One response to this post.

  1. What a breakthrough! What an unburdening! For you, Silvia, more than for the students. They are just beginning to learn what life is (should be) for them… choices, choices, choices. You, on the other hand, have let go a rarely acknowledged dictum in our profession: maintain control first, so learning can occur.

    Of course, classroom management issues can be eased by creative lessons that spring out of connections to real life. For most of any class, engagement ensues. But, there are those students who will test even the best teachers (you’ve alluded to that). Now you’ve set them free to sink or swim by the choices they make. And glory of glories! Their peers have sought justice and shown compassion for each other (the very character traits you’ve been working to instill at TIS).

    I was concerned that the democratic experiment at TIS was too hastily adopted. But I’ve changed my mind about that. You and Cathy (Dr. Whitehouse) know your students well. The TIS culture of civility and high expectations is the ocean in which these 31 students have been swimming for some years. Some students were ready for a channel crossing to self-directed learning. Others have now been asked to go the distance on their own… for the first time. Before UDS, they were rescued by TIS rules and Queen Lily’s good graces. Now they are dependent on their own wits (and peer pressure). You can abdicate your queenly authority to become a “commoner” learner with them.
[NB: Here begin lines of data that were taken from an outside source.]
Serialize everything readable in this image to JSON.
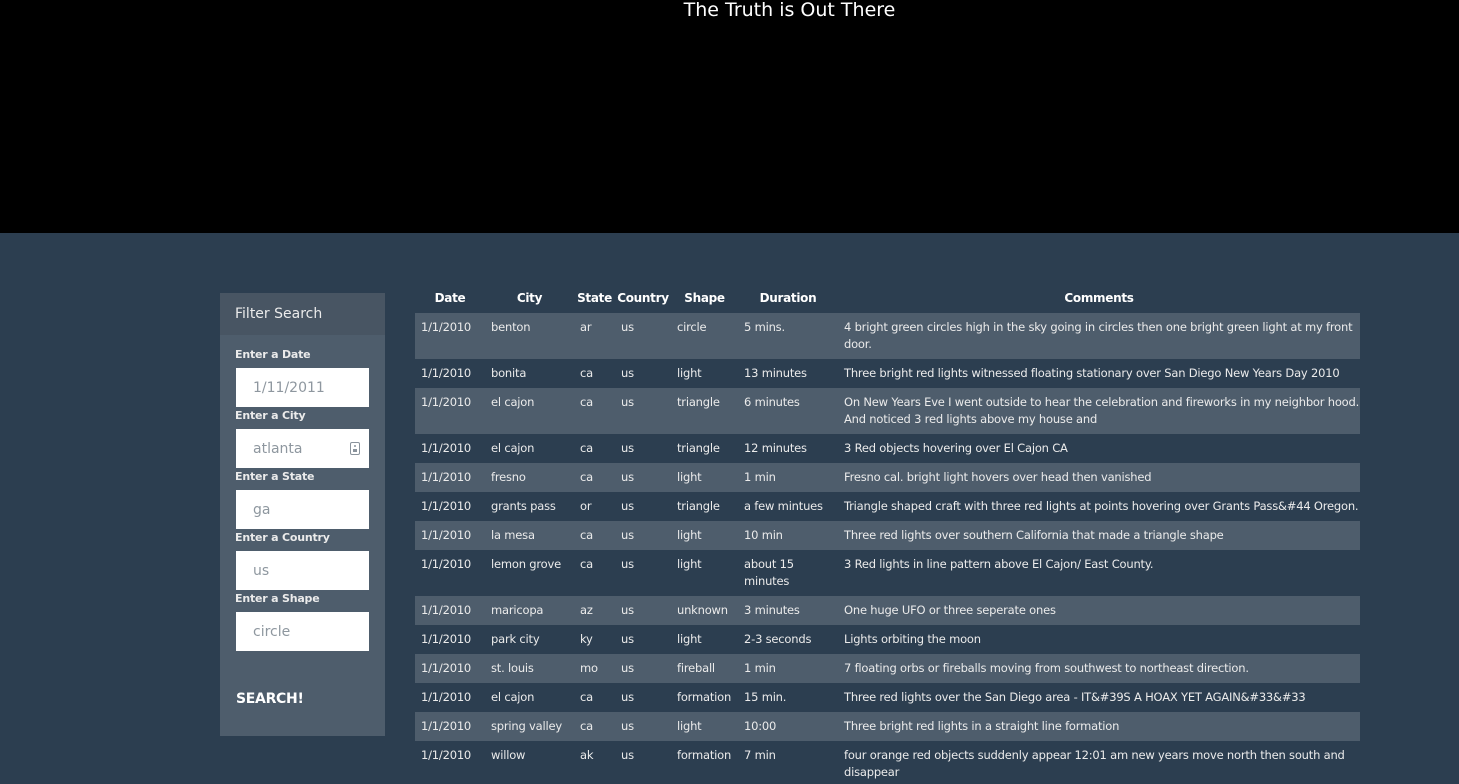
{
  "hero": {
    "title": "The Truth is Out There"
  },
  "filter": {
    "heading": "Filter Search",
    "fields": [
      {
        "label": "Enter a Date",
        "placeholder": "1/11/2011"
      },
      {
        "label": "Enter a City",
        "placeholder": "atlanta"
      },
      {
        "label": "Enter a State",
        "placeholder": "ga"
      },
      {
        "label": "Enter a Country",
        "placeholder": "us"
      },
      {
        "label": "Enter a Shape",
        "placeholder": "circle"
      }
    ],
    "button_label": "SEARCH!"
  },
  "table": {
    "headers": [
      "Date",
      "City",
      "State",
      "Country",
      "Shape",
      "Duration",
      "Comments"
    ],
    "rows": [
      [
        "1/1/2010",
        "benton",
        "ar",
        "us",
        "circle",
        "5 mins.",
        "4 bright green circles high in the sky going in circles then one bright green light at my front door."
      ],
      [
        "1/1/2010",
        "bonita",
        "ca",
        "us",
        "light",
        "13 minutes",
        "Three bright red lights witnessed floating stationary over San Diego New Years Day 2010"
      ],
      [
        "1/1/2010",
        "el cajon",
        "ca",
        "us",
        "triangle",
        "6 minutes",
        "On New Years Eve I went outside to hear the celebration and fireworks in my neighbor hood. And noticed 3 red lights above my house and"
      ],
      [
        "1/1/2010",
        "el cajon",
        "ca",
        "us",
        "triangle",
        "12 minutes",
        "3 Red objects hovering over El Cajon CA"
      ],
      [
        "1/1/2010",
        "fresno",
        "ca",
        "us",
        "light",
        "1 min",
        "Fresno cal. bright light hovers over head then vanished"
      ],
      [
        "1/1/2010",
        "grants pass",
        "or",
        "us",
        "triangle",
        "a few mintues",
        "Triangle shaped craft with three red lights at points hovering over Grants Pass&#44 Oregon."
      ],
      [
        "1/1/2010",
        "la mesa",
        "ca",
        "us",
        "light",
        "10 min",
        "Three red lights over southern California that made a triangle shape"
      ],
      [
        "1/1/2010",
        "lemon grove",
        "ca",
        "us",
        "light",
        "about 15 minutes",
        "3 Red lights in line pattern above El Cajon/ East County."
      ],
      [
        "1/1/2010",
        "maricopa",
        "az",
        "us",
        "unknown",
        "3 minutes",
        "One huge UFO or three seperate ones"
      ],
      [
        "1/1/2010",
        "park city",
        "ky",
        "us",
        "light",
        "2-3 seconds",
        "Lights orbiting the moon"
      ],
      [
        "1/1/2010",
        "st. louis",
        "mo",
        "us",
        "fireball",
        "1 min",
        "7 floating orbs or fireballs moving from southwest to northeast direction."
      ],
      [
        "1/1/2010",
        "el cajon",
        "ca",
        "us",
        "formation",
        "15 min.",
        "Three red lights over the San Diego area - IT&#39S A HOAX YET AGAIN&#33&#33"
      ],
      [
        "1/1/2010",
        "spring valley",
        "ca",
        "us",
        "light",
        "10:00",
        "Three bright red lights in a straight line formation"
      ],
      [
        "1/1/2010",
        "willow",
        "ak",
        "us",
        "formation",
        "7 min",
        "four orange red objects suddenly appear 12:01 am new years move north then south and disappear"
      ]
    ]
  }
}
    From a distance, I sense this is what you’ve aimed for all along. There will be no relaxation of your role as chief learner and guide for the group. But, it’s pretty great to read that in Week Two of UDS you are seeing students accept responsibility for their decisions in concrete ways. TIS has built the scaffolding for their success in this experiment. Even adults don’t like meetings that interrupt the flow of good things happening… i.e. “Let me be; I’m busy learning something cool.”

    BTW, I watched a Netflix movie last night called Chalk. It was so real that I thought I was watching a documentary about three rookie teachers and one new assistant principal in an urban middle school. I laughed and cried recognizing what life can be like in a school where expectations are mixed and respect is dictated rather than earned authentically. Talk about contrast.

    I’m wagering there will be students who don’t want UDS to end in June. Summer school anyone?